Let us reiterate that self-consciousness is real historically, beyond the
abstractions of causality and freedom, and can be taken as is, prior to its
possible explication, as the medium in which the antinomy is reconciled. There
is something causal about self-consciousness, and yet something free about it.
We might declare man free, yet in practice he muddles through via his transient
states of self-consciousness, which give him episodes of creative freedom.
Self-consciousness can be mysterious, it is transparent, an everyday state, yet
we cannot transcend it, save by applying self-consciousness to itself. Perhaps
some Buddhist or yogi might claim otherwise. In any case, the factor of
self-consciousness is the pocket money of historical change and innovation.
All
this provokes the paradox of freedom and causality, and yet our mixed system is
able to reconcile this apparent contradiction. The eonic effect shows a classic
resolution of such paradoxes. Note that contradictions exist in our own minds,
while nature proceeds at a deeper level to transcend the contradiction. The
point is that the solution to our problem seems based on a contradiction, but
with a slight shift in perspective, and terminology, we will follow nature's
way.
Our
system does this by changing the degrees of determination of its action, our
transforming consciousness. Clearly there is something that induces a higher
degree of self-consciousness or creativity on schedule in the eonic sequence.
Again, look at the Axial interval. This type of consciousness is open to man at
all times, but it intensifies in the macro periods of our 'eonic evolution'.
This point is important, since our system is not deterministic. It can act only
up to a point, the rest depends on free action. There is no other way to
describe what we see in the Axial period, for example.
Take
a somewhat drastic example, one where the eonic sequence generates forms of
activity we cannot replicate on demand, as 'free activity'. This brings us
to the strange Cheshire Cat smile behind the eonic effect.
Greek Tragedy: eonic data The
emergence of Greek Tragedy is an exact eonic correlate, appearing almost like a
miracle in the Axial interval. We are free to write a Greek tragedy at any time,
but the fact of the matter is that the genre flowers in the Axial interval in
the eonic sequence. What causes this? A causality question with no simple
answer. We could not say the 'eonic sequence' knows anything about tragedies,
least of all that is micromanages the details of dramas, only that some
mysterious transformation of consciousness leaves some exceptional art in its
wake. The very question provokes the key issue for a science of history, and yet
at the same time stumbles on the contradiction of freedom. We are going to find
that we will invent a new type for the 'science of history' by watching its
standard definition collapse and turn into something else.
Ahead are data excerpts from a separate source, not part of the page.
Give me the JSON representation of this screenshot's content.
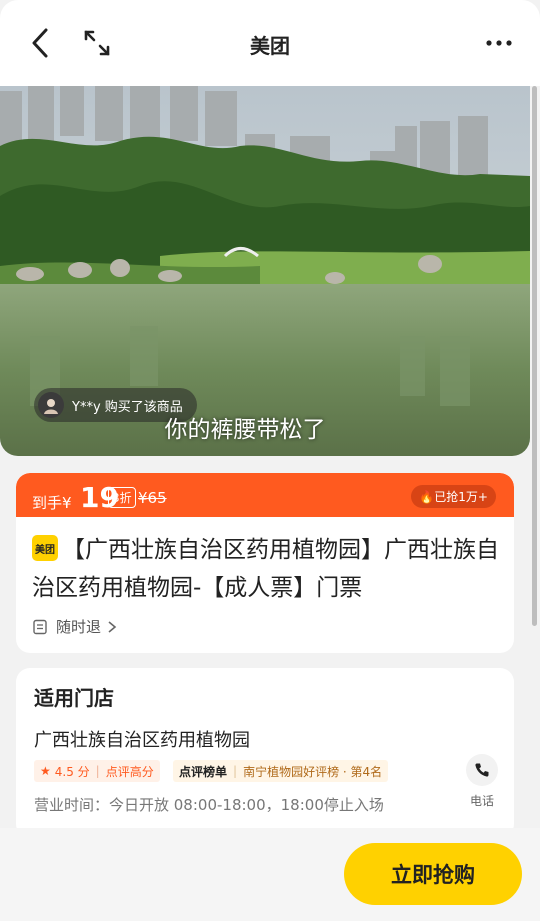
{
  "header": {
    "title": "美团"
  },
  "hero": {
    "buyer_text": "Y**y 购买了该商品",
    "subtitle": "你的裤腰带松了"
  },
  "deal": {
    "price_label": "到手¥",
    "price": "19",
    "discount": "3折",
    "original_price": "¥65",
    "sold": "已抢1万+",
    "logo_text": "美团",
    "name": "【广西壮族自治区药用植物园】广西壮族自治区药用植物园-【成人票】门票",
    "refund": "随时退"
  },
  "store": {
    "section_title": "适用门店",
    "name": "广西壮族自治区药用植物园",
    "rating": "4.5 分",
    "rating_tag": "点评高分",
    "rank_brand": "点评榜单",
    "rank_text": "南宁植物园好评榜 · 第4名",
    "hours": "营业时间：今日开放 08:00-18:00，18:00停止入场",
    "phone_label": "电话"
  },
  "actions": {
    "buy_label": "立即抢购"
  }
}
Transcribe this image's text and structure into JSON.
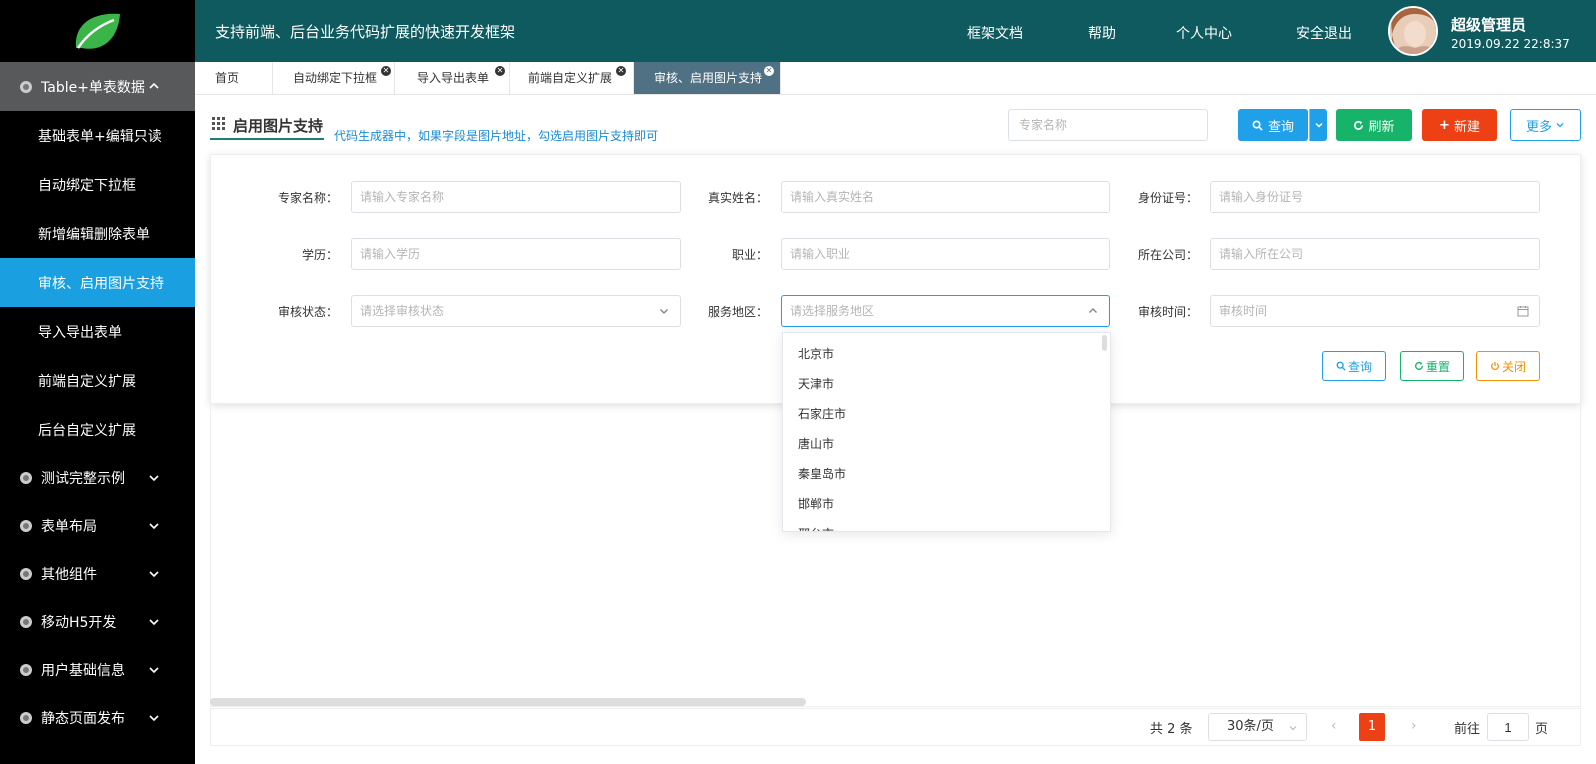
{
  "header": {
    "slogan": "支持前端、后台业务代码扩展的快速开发框架",
    "nav": [
      "框架文档",
      "帮助",
      "个人中心",
      "安全退出"
    ],
    "user_name": "超级管理员",
    "datetime": "2019.09.22 22:8:37"
  },
  "sidebar": {
    "groups": [
      {
        "label": "Table+单表数据",
        "open": true,
        "items": [
          "基础表单+编辑只读",
          "自动绑定下拉框",
          "新增编辑删除表单",
          "审核、启用图片支持",
          "导入导出表单",
          "前端自定义扩展",
          "后台自定义扩展"
        ],
        "active_index": 3
      },
      {
        "label": "测试完整示例"
      },
      {
        "label": "表单布局"
      },
      {
        "label": "其他组件"
      },
      {
        "label": "移动H5开发"
      },
      {
        "label": "用户基础信息"
      },
      {
        "label": "静态页面发布"
      }
    ]
  },
  "tabs": [
    {
      "label": "首页",
      "closable": false
    },
    {
      "label": "自动绑定下拉框",
      "closable": true
    },
    {
      "label": "导入导出表单",
      "closable": true
    },
    {
      "label": "前端自定义扩展",
      "closable": true
    },
    {
      "label": "审核、启用图片支持",
      "closable": true,
      "active": true
    }
  ],
  "page": {
    "title": "启用图片支持",
    "hint": "代码生成器中，如果字段是图片地址，勾选启用图片支持即可",
    "search_placeholder": "专家名称",
    "buttons": {
      "query": "查询",
      "refresh": "刷新",
      "new": "新建",
      "more": "更多"
    }
  },
  "filters": {
    "fields": [
      {
        "label": "专家名称：",
        "placeholder": "请输入专家名称"
      },
      {
        "label": "真实姓名：",
        "placeholder": "请输入真实姓名"
      },
      {
        "label": "身份证号：",
        "placeholder": "请输入身份证号"
      },
      {
        "label": "学历：",
        "placeholder": "请输入学历"
      },
      {
        "label": "职业：",
        "placeholder": "请输入职业"
      },
      {
        "label": "所在公司：",
        "placeholder": "请输入所在公司"
      },
      {
        "label": "审核状态：",
        "placeholder": "请选择审核状态"
      },
      {
        "label": "服务地区：",
        "placeholder": "请选择服务地区"
      },
      {
        "label": "审核时间：",
        "placeholder": "审核时间"
      }
    ],
    "buttons": {
      "query": "查询",
      "reset": "重置",
      "close": "关闭"
    }
  },
  "dropdown": {
    "options": [
      "北京市",
      "天津市",
      "石家庄市",
      "唐山市",
      "秦皇岛市",
      "邯郸市",
      "邢台市"
    ]
  },
  "pager": {
    "total": "共 2 条",
    "page_size": "30条/页",
    "current": "1",
    "goto_label": "前往",
    "goto_value": "1",
    "page_unit": "页"
  },
  "colors": {
    "topbar": "#0e5a5e",
    "active_menu": "#1a9fe0",
    "query": "#20a0e8",
    "refresh": "#17b36a",
    "new": "#ed4014",
    "close_btn": "#f29100"
  }
}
Note: We must proceed with some caution here since we
have, just as Kant did himself, taken a step from the psychological focus of his
considerations of freedom into the realm of history. Man’s free will, if any,
applies to man. But now we are speaking of history, the aggregate of all men
together. And we have taken a step beyond Kant by producing a possible answer to
his challenge by noting the presence of an historical dynamic giving expression
to the emergence of freedom. But this is a statement about aggregate history,
not just the individuals that make it up. We have spawned the notion of some
kind of ‘free history’, which must be applied to some definition of a
‘universal history’. This is a
risky thought, but in fact we have produced all the foundation, plus data, to do
just that. We must be careful therefore in our usage of the term ‘freedom’
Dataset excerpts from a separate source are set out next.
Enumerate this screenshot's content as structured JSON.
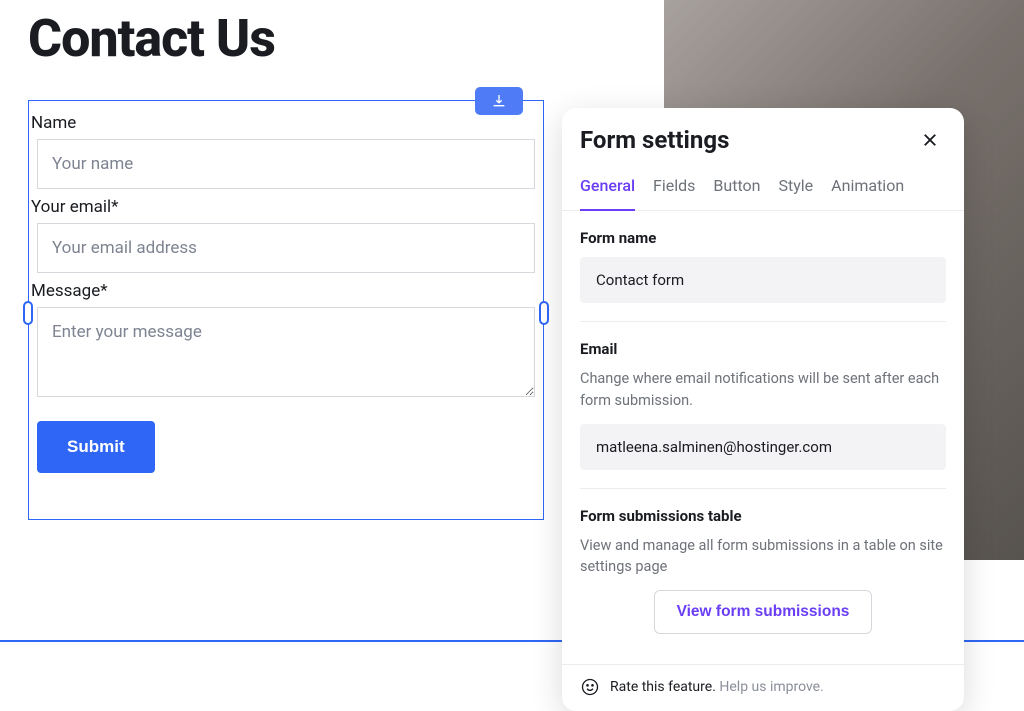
{
  "page": {
    "heading": "Contact Us"
  },
  "form": {
    "fields": [
      {
        "label": "Name",
        "placeholder": "Your name",
        "type": "text"
      },
      {
        "label": "Your email*",
        "placeholder": "Your email address",
        "type": "email"
      },
      {
        "label": "Message*",
        "placeholder": "Enter your message",
        "type": "textarea"
      }
    ],
    "submit_label": "Submit"
  },
  "panel": {
    "title": "Form settings",
    "tabs": [
      "General",
      "Fields",
      "Button",
      "Style",
      "Animation"
    ],
    "active_tab": "General",
    "sections": {
      "form_name": {
        "label": "Form name",
        "value": "Contact form"
      },
      "email": {
        "label": "Email",
        "desc": "Change where email notifications will be sent after each form submission.",
        "value": "matleena.salminen@hostinger.com"
      },
      "submissions": {
        "label": "Form submissions table",
        "desc": "View and manage all form submissions in a table on site settings page",
        "button": "View form submissions"
      }
    },
    "footer": {
      "strong": "Rate this feature.",
      "muted": "Help us improve."
    }
  }
}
in all its varieties. But we are beset with a remarkable answer to many of the
paradoxes of freedom in history if we take this approach. Since our data is the
spitting image of a Kantian thematic, we should take our cue from it and be
careful to distinguish the ‘historical realization of freedom’, which has
its own distinct phenomenology, from some detected noumenal but never seen
aspect, what he pointed to with the label ‘transcendental freedom’.
Such a term is an invitation to many confusions, but its historical
context is directly significant in relation to our model (which should
nonetheless eschew it, save as formal Kantian study). Armed with this we can
rapidly clarify the many confusions over the question of freedom in history as
this produces the well-known ambiguities we see in such chaotic events as
progression of revolutions so characteristic of the modern transition.